Current processor design styles are restrained by the implicit constraint that a processor core should be able to run continuously; therefore power hungry techniques that would allow very high clock frequencies are not used. The “sequential accelerator”[31] we propose removes the constraint of continuous functioning. The sequential accelerator consists of several cores designed for ultimate instantaneous performance. Those cores are large and power hungry, they cannot run continuously (thermal constraint) and cannot be active simultaneously (power constraint) . A single core is active at any time, inactive cores are power-gated. The execution is migrated periodically to a new core so as to spread the heat generation uniformly over the whole accelerator area, which solves the temperature issue. The “sequential accelerator” will be a viable solution only if the performance penalty due to migrations can be tolerated. Migration-induced cache misses may incur a significant performance loss. We propose some solutions to alleviate this problem. We also propose a migration method, using integrated thermal sensors, such that the migration interval is variable and depends on the ambient temperature. The migration penalty can be kept negligible as long as the ambient temperature is maintained below a threshold.

This research is done in cooperation with Pr Yannakis Sazeides from University of Cyprus.

Exploiting confidence in SMT processors

Participants : Pierre Michaud, André Seznec.

Simultaneous multithreading (SMT) [50] processors dynamically share processor resources between multiple threads. The hardware allocates resources to different threads. The resources are either managed explicitly through setting resource limits to each thread or implicitly through placing the desired instruction mix in the resources. In this case, the main resource management tool is the instruction fetch policy which must predict the behavior of each thread (branch mispredictions, long-latency loads, etc.) as it fetches instructions.

We propose the use of Speculative Instruction Window Weighting (SIWW) [34] to bridge the gap between implicit and explicit SMT fetch policies. SIWW estimates for each thread the amount of outstanding work in the processor pipeline. Fetch proceeds for the thread with the least amount of work left. SIWW policies are implicit as fetch proceeds for the thread with the least amount of work left. They are also explicit as maximum resource allocation can also be set. SIWW can use and combine virtually any of the indicators that were previously proposed for guiding the instruction fetch policy (number of in-flight instructions, number of low confidence branches, number of predicted cache misses, etc.). Therefore, SIWW is an approach to designing SMT fetch policies , rather than a particular fetch policy.

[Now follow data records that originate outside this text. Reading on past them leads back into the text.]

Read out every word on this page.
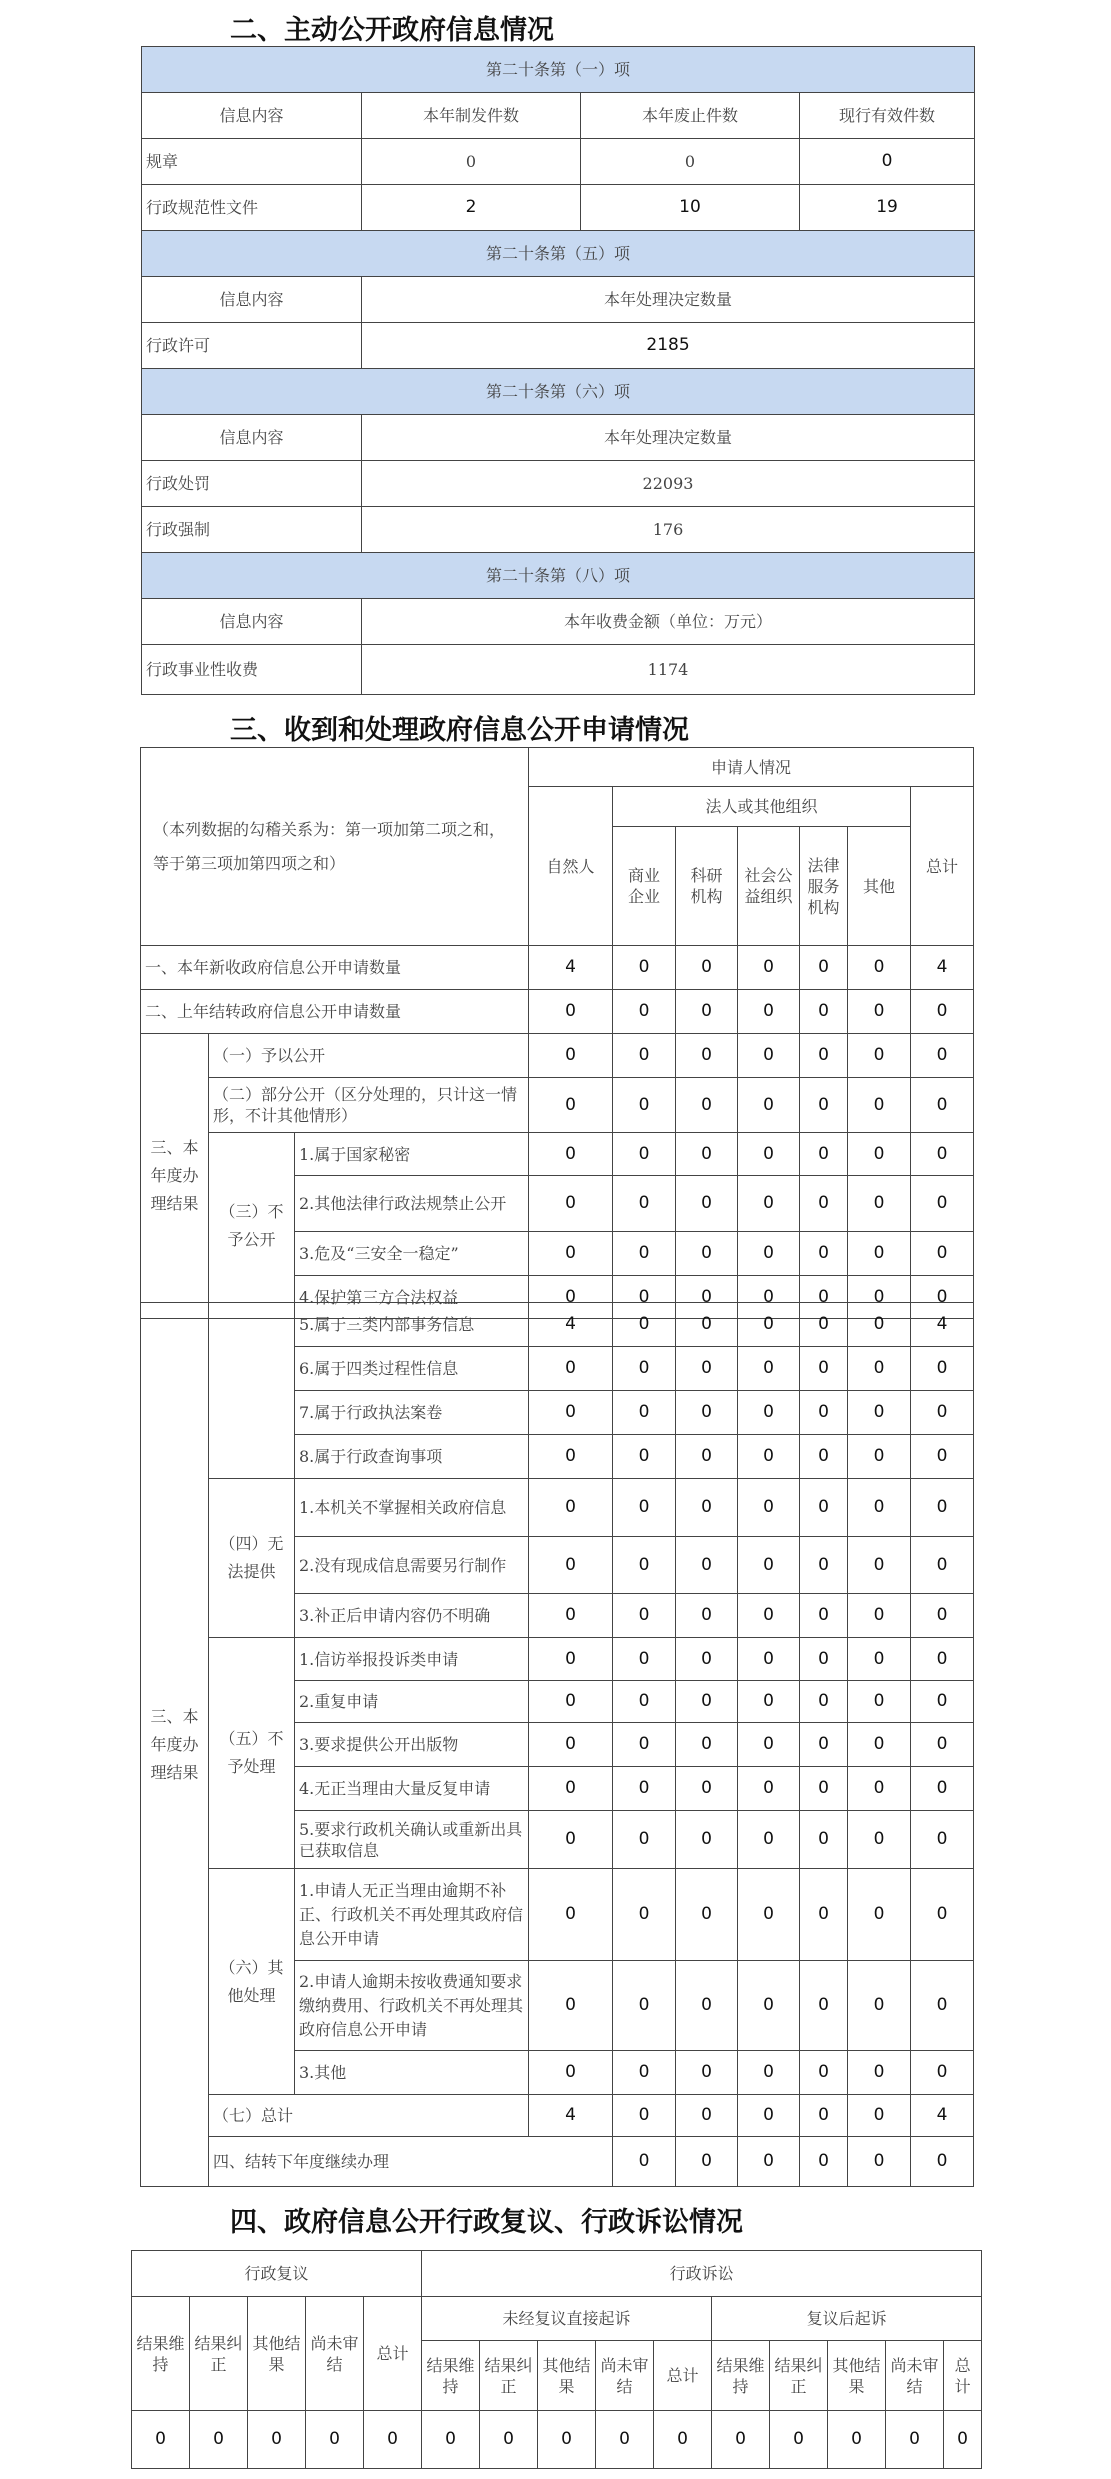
二、主动公开政府信息情况
第二十条第（一）项			
信息内容	本年制发件数	本年废止件数	现行有效件数
规章	0	0	0
行政规范性文件	2	10	19
第二十条第（五）项			
信息内容	本年处理决定数量		
行政许可	2185		
第二十条第（六）项			
信息内容	本年处理决定数量		
行政处罚	22093		
行政强制	176		
第二十条第（八）项			
信息内容	本年收费金额（单位：万元）		
行政事业性收费	1174		
三、收到和处理政府信息公开申请情况
（本列数据的勾稽关系为：第一项加第二项之和，等于第三项加第四项之和）			申请人情况						
			自然人	法人或其他组织					总计
				商业企业	科研机构	社会公益组织	法律服务机构	其他	
一、本年新收政府信息公开申请数量			4	0	0	0	0	0	4
二、上年结转政府信息公开申请数量			0	0	0	0	0	0	0
三、本年度办理结果	（一）予以公开		0	0	0	0	0	0	0
	（二）部分公开（区分处理的，只计这一情形，不计其他情形）		0	0	0	0	0	0	0
	（三）不予公开	1.属于国家秘密	0	0	0	0	0	0	0
		2.其他法律行政法规禁止公开	0	0	0	0	0	0	0
		3.危及“三安全一稳定”	0	0	0	0	0	0	0
		4.保护第三方合法权益	0	0	0	0	0	0	0
三、本年度办理结果		5.属于三类内部事务信息	4	0	0	0	0	0	4	
		6.属于四类过程性信息	0	0	0	0	0	0	0	
		7.属于行政执法案卷	0	0	0	0	0	0	0	
		8.属于行政查询事项	0	0	0	0	0	0	0	
	（四）无法提供	1.本机关不掌握相关政府信息	0	0	0	0	0	0	0	
		2.没有现成信息需要另行制作	0	0	0	0	0	0	0	
		3.补正后申请内容仍不明确	0	0	0	0	0	0	0	
	（五）不予处理	1.信访举报投诉类申请	0	0	0	0	0	0	0	
		2.重复申请	0	0	0	0	0	0	0	
		3.要求提供公开出版物	0	0	0	0	0	0	0	
		4.无正当理由大量反复申请	0	0	0	0	0	0	0	
		5.要求行政机关确认或重新出具已获取信息	0	0	0	0	0	0	0	
	（六）其他处理	1.申请人无正当理由逾期不补正、行政机关不再处理其政府信息公开申请	0	0	0	0	0	0	0	
		2.申请人逾期未按收费通知要求缴纳费用、行政机关不再处理其政府信息公开申请	0	0	0	0	0	0	0	
		3.其他	0	0	0	0	0	0	0	
	（七）总计		4	0	0	0	0	0	4	
	四、结转下年度继续办理			0	0	0	0	0	0	
四、政府信息公开行政复议、行政诉讼情况
行政复议					行政诉讼									
结果维持	结果纠正	其他结果	尚未审结	总计	未经复议直接起诉					复议后起诉				
					结果维持	结果纠正	其他结果	尚未审结	总计	结果维持	结果纠正	其他结果	尚未审结	总计
0	0	0	0	0	0	0	0	0	0	0	0	0	0	0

Targeting fairness or throughput is often contradictory and a SMT scheduling policy often optimizes only one performance metric at the sacrifice of the other metric. Our simulations show that the SIWW fetch policy can achieve at the same time state-of-the-art throughput, state-of-the-art fairness and state-of-the-art harmonic performance mean.

This study was done in collaboration with Hans Vandierendonck from University of Ghent.